Do soybeans need a nitrogen nudge?

Pushing the soybean to another yield level may require additional nitrogen. Ted Shambaugh is testing the theory on his family’s central-Illinois farm.

When it comes to soybean yield, TJ Shambaugh’s theory is the best defense is a good offense. “I try not to go overboard on inputs, but I don’t want to leave any yield out there that I might not be able to catch,” says Shambaugh, who farms with his family near Cerro Gordo, Ill.

With that in mind, Shambaugh put additional nitrogen (N) to the test in a 10-acre plot in 2014. He applied 10 gallons of 28% liquid nitrogen (30 pounds of actual N) at the R2 growth stage. It turned out to be a bumper year for soybeans in central Illinois. Shambaugh’s soybean yields came in around 72 bushels per acre (bpa) across the farm. However, he was somewhat surprised to find there wasn’t a hill of beans worth of yield difference between the acres that receive supplemental N and those that didn’t.

SET YIELD GOALS. Research studies show soil and fixed N are generally sufficient to supply N to 60 bpa. Nitrogen deficits tend to result when yields increase to 80 bpa and higher.

University of Illinois physiologist Fred Below sees soybeans as an undertapped market. “Most of the people who win yield contests and grow 100-plus-bushel beans either have manure or they put nitrogen on them,” Below says.

Soybeans need 4 to 5 pounds of nitrogen to produce each bushel, and they only get 50 to 60% of their N from their nodules. The rest has to come from the breakdown of soil organic matter or from supplementation. That leaves a lot of potential yield in the field, but with soybean prices hovering under $9, adding N doesn’t always pencil out, Below adds.

The good news for experimenters such as Shambaugh is that adding N is unlikely to ever ding yields. For the past two years, Below and his graduate students have run trials with seven different sources of N applied at 100 pounds to soybean fields at four different growing stages in three different locations around Illinois. “The results are fairly surprising­­—virtually never does N hurt yield,” he says. “The yield advantage ranges from no effect to an added 11.4 bushels. If I average everything—time, source and location—there was an average yield enhancement of 3.4 bushels.”

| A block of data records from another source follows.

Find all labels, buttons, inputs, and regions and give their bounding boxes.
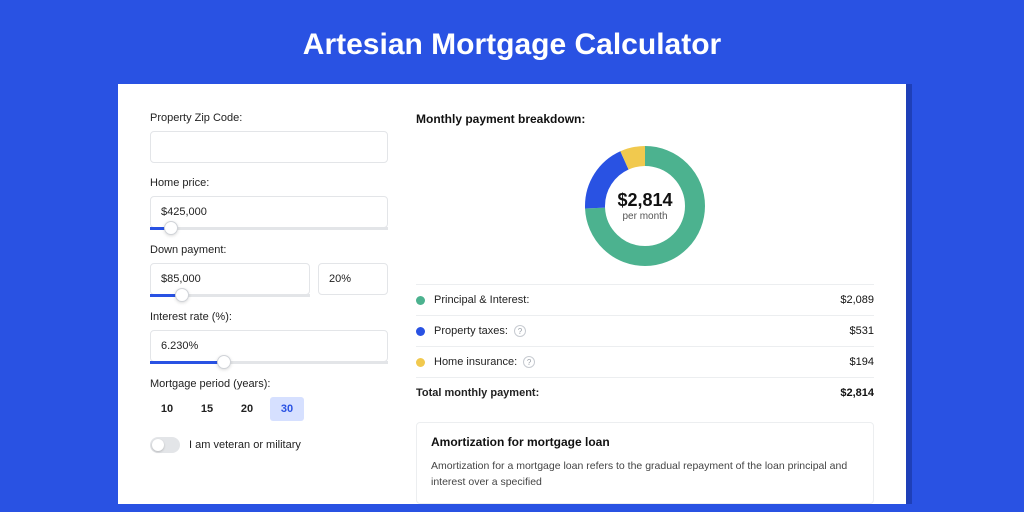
period-button-15[interactable]: 15 [190, 397, 224, 421]
home-price-label: Home price: [150, 177, 388, 189]
breakdown-item: Property taxes:? $531 [416, 315, 874, 346]
inputs-column: Property Zip Code: Home price: Down paym… [150, 112, 388, 504]
home-price-input[interactable] [150, 196, 388, 228]
period-button-30[interactable]: 30 [270, 397, 304, 421]
down-payment-input[interactable] [150, 263, 310, 295]
breakdown-item-value: $194 [850, 356, 874, 368]
down-payment-percent-input[interactable] [318, 263, 388, 295]
mortgage-period-label: Mortgage period (years): [150, 378, 388, 390]
breakdown-item-label: Principal & Interest: [434, 294, 529, 306]
breakdown-item-value: $531 [850, 325, 874, 337]
mortgage-period-group: 10152030 [150, 397, 388, 421]
breakdown-list: Principal & Interest: $2,089 Property taxe… [416, 284, 874, 377]
down-payment-label: Down payment: [150, 244, 388, 256]
interest-rate-slider[interactable] [150, 361, 388, 364]
interest-rate-input[interactable] [150, 330, 388, 362]
breakdown-item: Home insurance:? $194 [416, 346, 874, 377]
breakdown-item-value: $2,089 [840, 294, 874, 306]
veteran-toggle[interactable] [150, 437, 180, 453]
down-payment-slider[interactable] [150, 294, 310, 297]
veteran-label: I am veteran or military [189, 439, 301, 451]
legend-dot-icon [416, 296, 425, 305]
amortization-title: Amortization for mortgage loan [431, 435, 859, 449]
total-row: Total monthly payment: $2,814 [416, 377, 874, 408]
donut-amount: $2,814 [617, 190, 672, 211]
page-title: Artesian Mortgage Calculator [0, 0, 1024, 84]
help-icon[interactable]: ? [523, 356, 535, 368]
donut-chart: $2,814 per month [416, 138, 874, 284]
breakdown-item-label: Home insurance: [434, 356, 517, 368]
donut-sublabel: per month [622, 211, 667, 222]
period-button-20[interactable]: 20 [230, 397, 264, 421]
home-price-slider[interactable] [150, 227, 388, 230]
breakdown-item-label: Property taxes: [434, 325, 508, 337]
period-button-10[interactable]: 10 [150, 397, 184, 421]
legend-dot-icon [416, 358, 425, 367]
breakdown-column: Monthly payment breakdown: $2,814 per mo… [416, 112, 874, 504]
total-label: Total monthly payment: [416, 387, 539, 399]
breakdown-title: Monthly payment breakdown: [416, 112, 874, 126]
total-value: $2,814 [840, 387, 874, 399]
zip-input[interactable] [150, 131, 388, 163]
help-icon[interactable]: ? [514, 325, 526, 337]
amortization-box: Amortization for mortgage loan Amortizat… [416, 422, 874, 504]
calculator-card: Property Zip Code: Home price: Down paym… [118, 84, 906, 504]
zip-label: Property Zip Code: [150, 112, 388, 124]
amortization-text: Amortization for a mortgage loan refers … [431, 459, 859, 491]
breakdown-item: Principal & Interest: $2,089 [416, 284, 874, 315]
interest-rate-label: Interest rate (%): [150, 311, 388, 323]
legend-dot-icon [416, 327, 425, 336]
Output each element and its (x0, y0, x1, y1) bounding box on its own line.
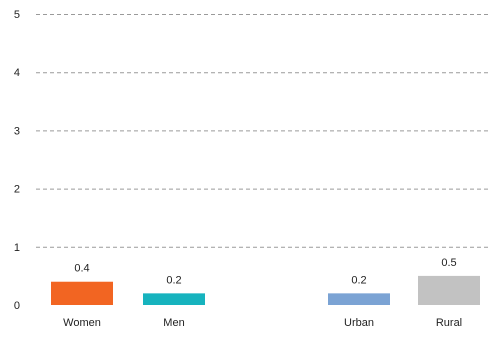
value-label-women: 0.4 (74, 263, 89, 275)
y-tick-label: 4 (14, 67, 20, 79)
bar-urban (328, 293, 390, 305)
y-tick-label: 1 (14, 242, 20, 254)
value-labels: 0.4 0.2 0.2 0.5 (74, 257, 456, 286)
y-tick-label: 3 (14, 125, 20, 137)
bar-women (51, 281, 113, 305)
bar-men (143, 293, 205, 305)
value-label-rural: 0.5 (441, 257, 456, 269)
bar-rural (418, 275, 480, 305)
y-tick-label: 0 (14, 300, 20, 312)
x-tick-label-rural: Rural (436, 317, 462, 329)
x-tick-label-women: Women (63, 317, 101, 329)
y-axis-ticks: 0 1 2 3 4 5 (14, 9, 20, 312)
x-tick-label-urban: Urban (344, 317, 374, 329)
y-tick-label: 5 (14, 9, 20, 21)
y-tick-label: 2 (14, 184, 20, 196)
bars (51, 275, 480, 305)
gridlines (36, 14, 488, 248)
value-label-men: 0.2 (166, 274, 181, 286)
value-label-urban: 0.2 (351, 274, 366, 286)
x-axis-ticks: Women Men Urban Rural (63, 317, 462, 329)
x-tick-label-men: Men (163, 317, 184, 329)
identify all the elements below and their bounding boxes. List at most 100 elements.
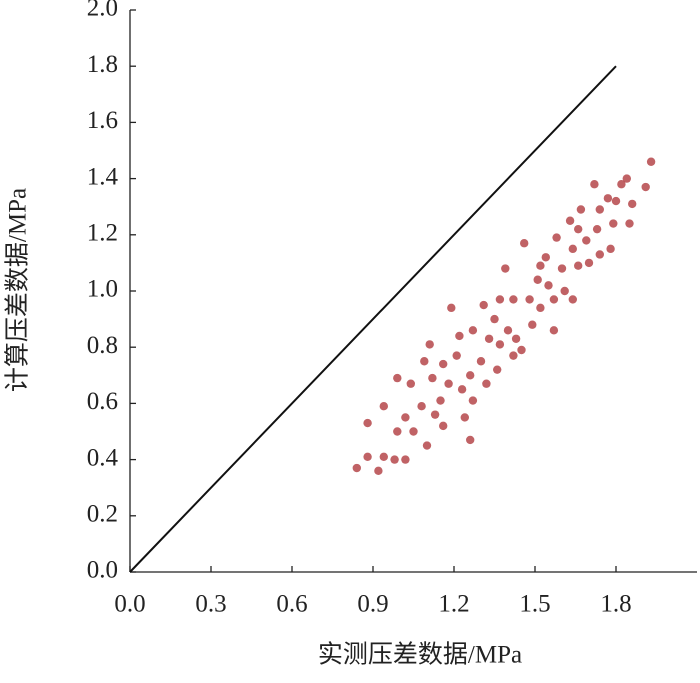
scatter-point: [617, 180, 626, 189]
scatter-point: [625, 219, 634, 228]
x-tick-label: 0.0: [114, 591, 145, 618]
y-tick-label: 2.0: [87, 0, 118, 22]
scatter-point: [428, 373, 437, 383]
scatter-point: [565, 216, 575, 225]
scatter-point: [374, 466, 383, 476]
scatter-point: [444, 379, 453, 388]
x-tick-label: 0.9: [357, 591, 388, 618]
y-tick-label: 1.6: [87, 107, 118, 134]
scatter-point: [557, 264, 567, 273]
reference-line: [129, 65, 617, 573]
scatter-point: [439, 359, 448, 369]
scatter-point: [520, 239, 529, 248]
scatter-point: [536, 303, 545, 313]
scatter-point: [409, 427, 418, 436]
scatter-point: [422, 441, 432, 450]
y-tick-label: 1.8: [87, 51, 118, 78]
scatter-point: [495, 340, 505, 349]
scatter-point: [595, 250, 604, 259]
scatter-point: [495, 295, 505, 304]
scatter-point: [460, 413, 469, 422]
scatter-point: [406, 379, 415, 388]
scatter-point: [439, 421, 448, 431]
scatter-point: [417, 402, 426, 411]
scatter-point: [511, 334, 521, 343]
y-tick-label: 0.4: [87, 444, 119, 471]
scatter-point: [595, 205, 604, 214]
scatter-point: [484, 334, 494, 343]
scatter-point: [476, 357, 486, 366]
y-tick-label: 0.2: [87, 501, 118, 528]
x-tick-label: 0.3: [195, 591, 226, 618]
scatter-point: [611, 196, 621, 206]
scatter-point: [628, 199, 637, 209]
scatter-point: [363, 452, 372, 461]
x-tick-label: 1.8: [600, 591, 631, 618]
scatter-point: [582, 236, 591, 245]
scatter-point: [425, 340, 434, 349]
scatter-point: [544, 281, 553, 290]
scatter-point: [379, 402, 388, 411]
scatter-point: [549, 295, 559, 304]
scatter-point: [568, 295, 577, 304]
scatter-point: [379, 452, 388, 461]
scatter-point: [501, 264, 510, 273]
scatter-point: [390, 455, 399, 464]
scatter-point: [468, 326, 478, 335]
scatter-point: [490, 314, 499, 324]
scatter-point: [452, 351, 461, 360]
scatter-point: [482, 379, 491, 388]
scatter-point: [525, 295, 534, 304]
x-tick-label: 0.6: [276, 591, 307, 618]
scatter-point: [568, 244, 577, 254]
scatter-point: [466, 435, 475, 445]
scatter-point: [574, 261, 583, 270]
scatter-point: [606, 244, 615, 254]
scatter-point: [401, 455, 410, 464]
scatter-point: [541, 253, 550, 262]
scatter-point: [503, 326, 513, 335]
scatter-point: [363, 418, 372, 428]
scatter-point: [517, 345, 526, 355]
scatter-point: [552, 233, 561, 242]
y-tick-label: 1.2: [87, 220, 118, 247]
scatter-point: [646, 157, 656, 166]
scatter-point: [576, 205, 586, 214]
scatter-point: [622, 174, 631, 183]
scatter-point: [393, 373, 402, 383]
scatter-point: [430, 410, 440, 419]
scatter-point: [457, 385, 467, 394]
scatter-point: [393, 427, 402, 436]
scatter-point: [401, 413, 410, 422]
scatter-point: [603, 194, 613, 203]
scatter-point: [549, 326, 559, 335]
x-axis-label: 实测压差数据/MPa: [318, 641, 522, 669]
y-tick-label: 0.8: [87, 332, 118, 359]
scatter-point: [447, 303, 456, 313]
scatter-point: [609, 219, 618, 228]
scatter-point: [584, 258, 594, 268]
scatter-point: [420, 357, 429, 366]
scatter-point: [641, 182, 650, 192]
scatter-point: [509, 351, 518, 360]
x-tick-label: 1.5: [519, 591, 550, 618]
scatter-point: [352, 463, 361, 473]
scatter-point: [479, 300, 488, 310]
scatter-point: [528, 320, 537, 329]
y-tick-label: 1.4: [87, 163, 119, 190]
y-tick-label: 0.6: [87, 388, 118, 415]
scatter-point: [533, 275, 542, 284]
scatter-point: [466, 371, 475, 380]
scatter-point: [493, 365, 502, 374]
scatter-point: [509, 295, 518, 304]
scatter-point: [468, 396, 478, 405]
scatter-point: [560, 286, 569, 296]
scatter-point: [436, 396, 445, 405]
scatter-point: [592, 224, 602, 234]
y-tick-label: 1.0: [87, 276, 118, 303]
scatter-point: [536, 261, 545, 270]
scatter-point: [574, 224, 583, 234]
x-tick-label: 1.2: [438, 591, 469, 618]
scatter-point: [590, 180, 599, 189]
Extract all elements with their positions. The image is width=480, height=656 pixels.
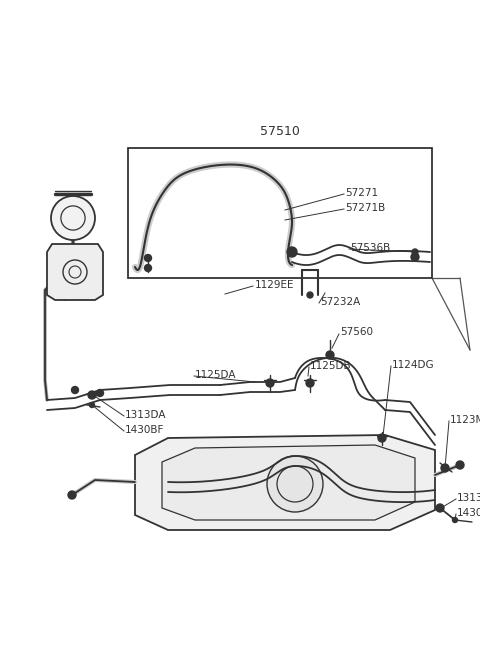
Circle shape [88, 391, 96, 399]
Bar [128, 148, 432, 278]
Circle shape [456, 461, 464, 469]
Polygon shape [135, 435, 435, 530]
Text: 1123MG: 1123MG [450, 415, 480, 425]
Text: 57510: 57510 [260, 125, 300, 138]
Circle shape [326, 351, 334, 359]
Text: 57232A: 57232A [320, 297, 360, 307]
Circle shape [307, 292, 313, 298]
Circle shape [378, 434, 386, 442]
Circle shape [436, 504, 444, 512]
Circle shape [51, 196, 95, 240]
Text: 57536B: 57536B [350, 243, 390, 253]
Circle shape [96, 390, 104, 396]
Circle shape [412, 249, 418, 255]
Text: 1430BF: 1430BF [457, 508, 480, 518]
Text: 1129EE: 1129EE [255, 280, 295, 290]
Circle shape [411, 253, 419, 261]
Circle shape [453, 518, 457, 522]
Text: 1313DA: 1313DA [457, 493, 480, 503]
Circle shape [266, 379, 274, 387]
Circle shape [441, 464, 449, 472]
Text: 57560: 57560 [340, 327, 373, 337]
Text: 1125DA: 1125DA [195, 370, 237, 380]
Circle shape [267, 456, 323, 512]
Circle shape [306, 379, 314, 387]
Text: 1313DA: 1313DA [125, 410, 167, 420]
Text: 1430BF: 1430BF [125, 425, 164, 435]
Text: 57271B: 57271B [345, 203, 385, 213]
Circle shape [68, 491, 76, 499]
Circle shape [89, 403, 95, 407]
Circle shape [144, 255, 152, 262]
Polygon shape [162, 445, 415, 520]
Text: 1125DB: 1125DB [310, 361, 352, 371]
Text: 1124DG: 1124DG [392, 360, 434, 370]
Circle shape [72, 386, 79, 394]
Polygon shape [47, 244, 103, 300]
Text: 57271: 57271 [345, 188, 378, 198]
Circle shape [144, 264, 152, 272]
Circle shape [287, 247, 297, 257]
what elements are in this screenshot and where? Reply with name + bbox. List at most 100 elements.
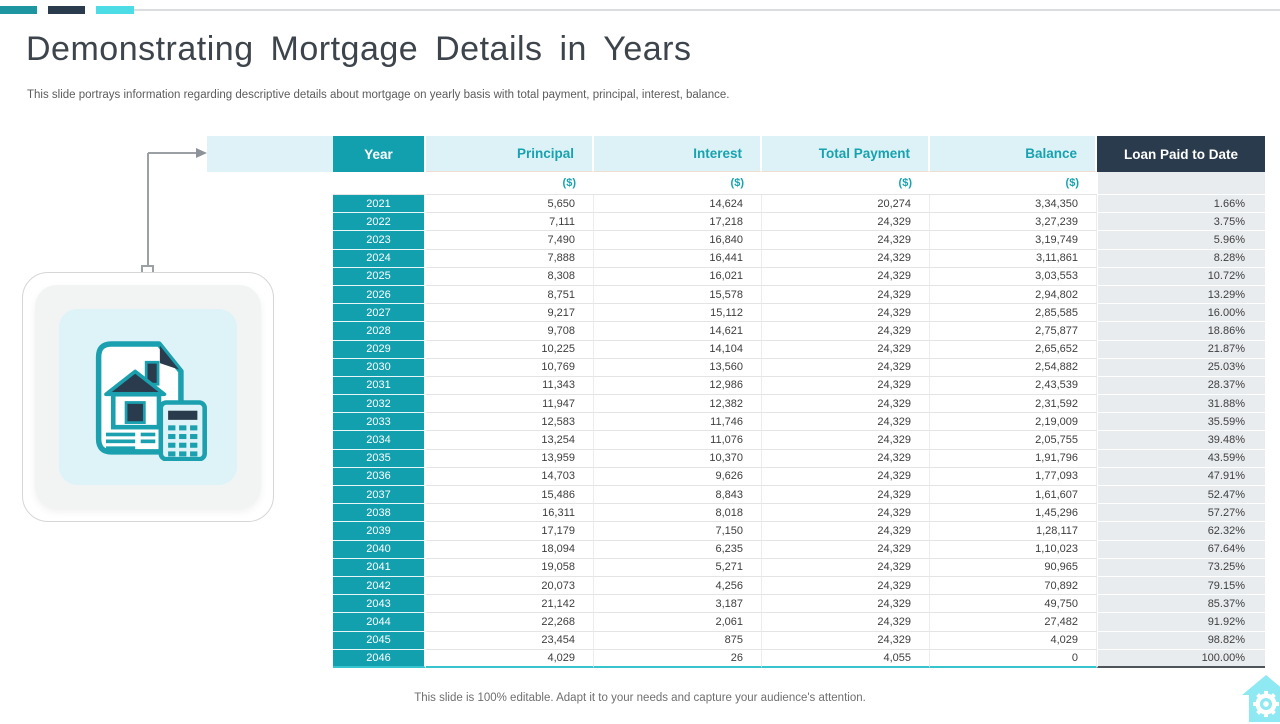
cell-interest: 13,560 bbox=[594, 358, 762, 377]
cell-total-payment: 24,329 bbox=[762, 304, 930, 323]
cell-interest: 12,382 bbox=[594, 395, 762, 414]
cell-total-payment: 24,329 bbox=[762, 395, 930, 414]
row-year-2023: 2023 bbox=[333, 231, 426, 250]
row-year-2043: 2043 bbox=[333, 595, 426, 614]
row-year-2026: 2026 bbox=[333, 285, 426, 305]
cell-total-payment: 24,329 bbox=[762, 249, 930, 268]
cell-loan-paid-to-date: 91.92% bbox=[1097, 613, 1265, 632]
row-year-2022: 2022 bbox=[333, 213, 426, 232]
cell-loan-paid-to-date: 57.27% bbox=[1097, 504, 1265, 523]
row-year-2027: 2027 bbox=[333, 304, 426, 323]
cell-loan-paid-to-date: 21.87% bbox=[1097, 340, 1265, 359]
cell-interest: 10,370 bbox=[594, 449, 762, 468]
column-header-year: Year bbox=[333, 136, 426, 172]
cell-total-payment: 24,329 bbox=[762, 340, 930, 359]
row-year-2031: 2031 bbox=[333, 376, 426, 396]
cell-balance: 0 bbox=[930, 649, 1097, 668]
cell-principal: 10,225 bbox=[426, 340, 594, 359]
cell-balance: 1,28,117 bbox=[930, 522, 1097, 541]
cell-loan-paid-to-date: 62.32% bbox=[1097, 522, 1265, 541]
cell-loan-paid-to-date: 10.72% bbox=[1097, 267, 1265, 286]
cell-loan-paid-to-date: 18.86% bbox=[1097, 322, 1265, 341]
cell-loan-paid-to-date: 73.25% bbox=[1097, 558, 1265, 577]
cell-loan-paid-to-date: 85.37% bbox=[1097, 595, 1265, 614]
cell-total-payment: 24,329 bbox=[762, 576, 930, 596]
cell-loan-paid-to-date: 39.48% bbox=[1097, 431, 1265, 450]
cell-principal: 21,142 bbox=[426, 595, 594, 614]
unit-cell-total-payment: ($) bbox=[762, 172, 930, 195]
cell-interest: 15,112 bbox=[594, 304, 762, 323]
cell-balance: 2,43,539 bbox=[930, 376, 1097, 396]
cell-balance: 1,10,023 bbox=[930, 540, 1097, 559]
unit-cell-year bbox=[333, 172, 426, 195]
row-year-2034: 2034 bbox=[333, 431, 426, 450]
cell-total-payment: 24,329 bbox=[762, 613, 930, 632]
cell-principal: 19,058 bbox=[426, 558, 594, 577]
cell-loan-paid-to-date: 98.82% bbox=[1097, 631, 1265, 650]
cell-total-payment: 24,329 bbox=[762, 267, 930, 286]
cell-principal: 11,947 bbox=[426, 395, 594, 414]
row-year-2032: 2032 bbox=[333, 395, 426, 414]
cell-total-payment: 4,055 bbox=[762, 649, 930, 668]
row-year-2041: 2041 bbox=[333, 558, 426, 577]
row-year-2037: 2037 bbox=[333, 486, 426, 505]
cell-interest: 14,104 bbox=[594, 340, 762, 359]
column-header-interest: Interest bbox=[594, 136, 762, 172]
cell-loan-paid-to-date: 3.75% bbox=[1097, 213, 1265, 232]
cell-total-payment: 24,329 bbox=[762, 322, 930, 341]
cell-total-payment: 24,329 bbox=[762, 358, 930, 377]
cell-total-payment: 24,329 bbox=[762, 449, 930, 468]
cell-interest: 875 bbox=[594, 631, 762, 650]
cell-balance: 70,892 bbox=[930, 576, 1097, 596]
header-extension-band bbox=[207, 136, 333, 172]
cell-loan-paid-to-date: 28.37% bbox=[1097, 376, 1265, 396]
row-year-2030: 2030 bbox=[333, 358, 426, 377]
cell-balance: 2,54,882 bbox=[930, 358, 1097, 377]
cell-interest: 8,018 bbox=[594, 504, 762, 523]
cell-total-payment: 24,329 bbox=[762, 467, 930, 486]
cell-balance: 4,029 bbox=[930, 631, 1097, 650]
unit-cell-interest: ($) bbox=[594, 172, 762, 195]
cell-interest: 16,441 bbox=[594, 249, 762, 268]
cell-interest: 9,626 bbox=[594, 467, 762, 486]
cell-balance: 2,65,652 bbox=[930, 340, 1097, 359]
cell-interest: 8,843 bbox=[594, 486, 762, 505]
cell-balance: 1,45,296 bbox=[930, 504, 1097, 523]
cell-total-payment: 24,329 bbox=[762, 413, 930, 432]
cell-total-payment: 24,329 bbox=[762, 486, 930, 505]
cell-interest: 2,061 bbox=[594, 613, 762, 632]
row-year-2046: 2046 bbox=[333, 649, 426, 668]
accent-bar-cyan bbox=[96, 6, 134, 14]
cell-total-payment: 24,329 bbox=[762, 522, 930, 541]
cell-principal: 11,343 bbox=[426, 376, 594, 396]
unit-cell-loan-paid-to-date bbox=[1097, 172, 1265, 195]
row-year-2045: 2045 bbox=[333, 631, 426, 650]
cell-loan-paid-to-date: 31.88% bbox=[1097, 395, 1265, 414]
cell-balance: 3,11,861 bbox=[930, 249, 1097, 268]
row-year-2035: 2035 bbox=[333, 449, 426, 468]
row-year-2024: 2024 bbox=[333, 249, 426, 268]
cell-interest: 5,271 bbox=[594, 558, 762, 577]
row-year-2025: 2025 bbox=[333, 267, 426, 286]
cell-loan-paid-to-date: 43.59% bbox=[1097, 449, 1265, 468]
cell-principal: 14,703 bbox=[426, 467, 594, 486]
cell-balance: 2,75,877 bbox=[930, 322, 1097, 341]
column-header-principal: Principal bbox=[426, 136, 594, 172]
row-year-2040: 2040 bbox=[333, 540, 426, 559]
mortgage-icon-card-middle bbox=[35, 285, 261, 509]
cell-loan-paid-to-date: 100.00% bbox=[1097, 649, 1265, 668]
cell-interest: 15,578 bbox=[594, 285, 762, 305]
cell-loan-paid-to-date: 35.59% bbox=[1097, 413, 1265, 432]
cell-balance: 2,85,585 bbox=[930, 304, 1097, 323]
cell-principal: 8,308 bbox=[426, 267, 594, 286]
cell-balance: 49,750 bbox=[930, 595, 1097, 614]
page-subtitle: This slide portrays information regardin… bbox=[27, 89, 730, 101]
mortgage-document-house-calculator-icon bbox=[95, 341, 207, 461]
cell-interest: 11,076 bbox=[594, 431, 762, 450]
cell-balance: 2,19,009 bbox=[930, 413, 1097, 432]
column-header-balance: Balance bbox=[930, 136, 1097, 172]
row-year-2039: 2039 bbox=[333, 522, 426, 541]
cell-total-payment: 20,274 bbox=[762, 195, 930, 214]
cell-loan-paid-to-date: 8.28% bbox=[1097, 249, 1265, 268]
accent-bar-teal bbox=[0, 6, 37, 14]
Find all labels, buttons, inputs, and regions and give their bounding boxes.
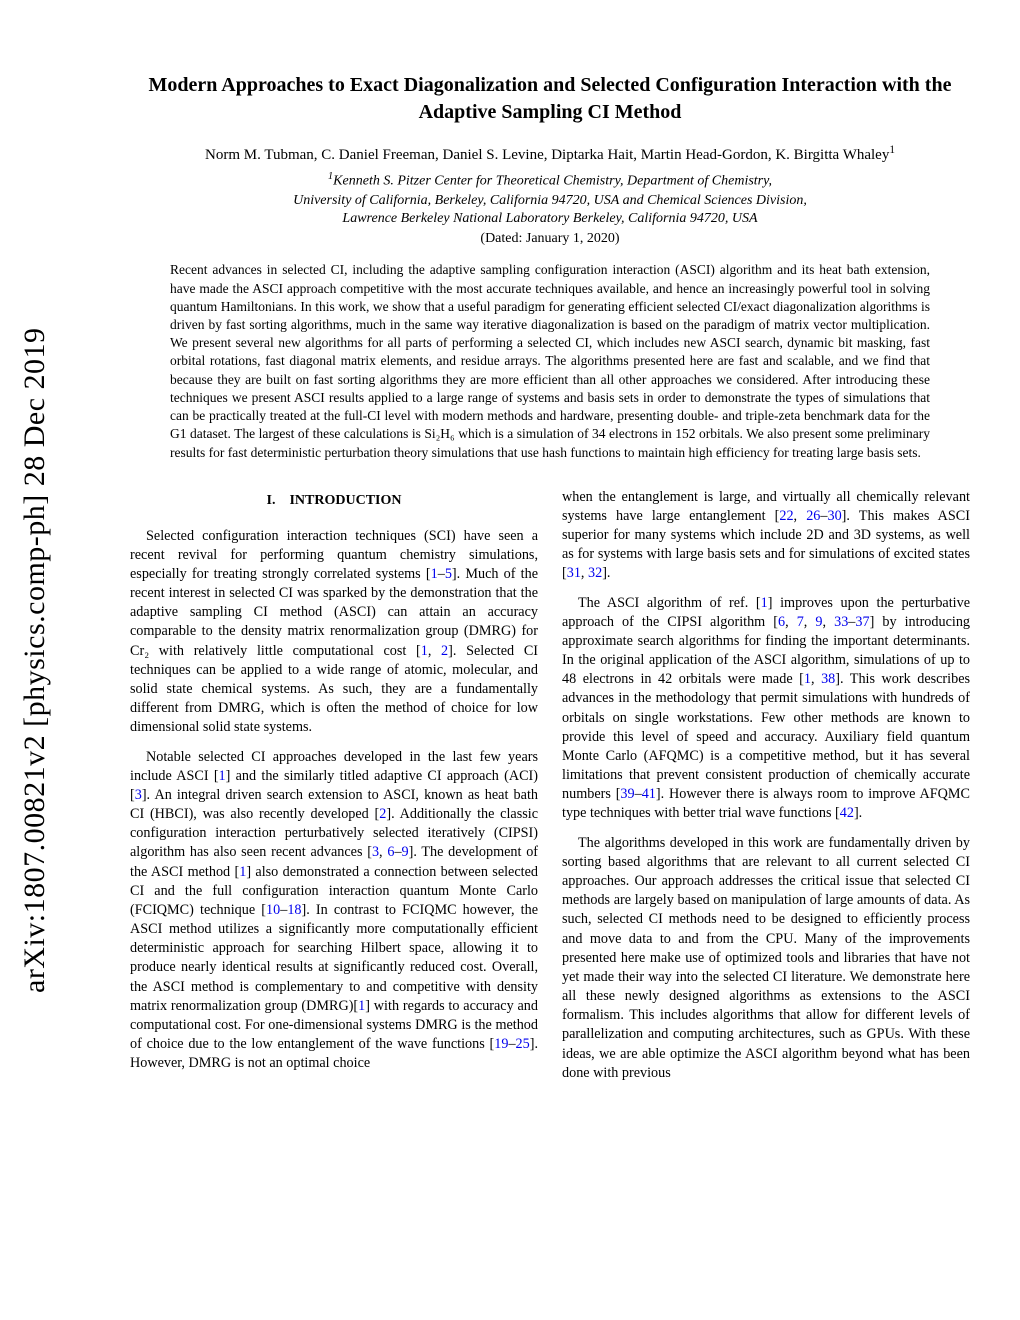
- cite[interactable]: 38: [821, 671, 835, 687]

LESSONS LEARNED. “The results clearly have something to do with the condition of nodules to supply N at the time we apply,” Below says. Applying N early in the season to unstressed soybeans may make the soybean plant lazy and reduce N fixation, so timing is important. “My guess is if it’s cold and wet early, that’s the time you need to apply it early [preplant or V3] to your compromised nodules, and if there’s very high yield potential, you need to apply it in the reproductive stages,” Below explains.

Across all his trials, polymer-coated urea (ESN) worked the best, particularly for early applications at preplant or V3, Below says. Urea was another good performer, but Below recommends adding a urease inhibitor to minimize volatilization if you apply it in the reproductive stages. UAN and ammonia nitrate also performed well, but ammonium sulfate was the least effective source in his trials, he adds.

If you do choose to experiment with N in your soybean crop, make sure the rest of the crop’s needs are met. Below adds, “If you have something else limiting yield, like soil pH, nitrogen is not going to help you.”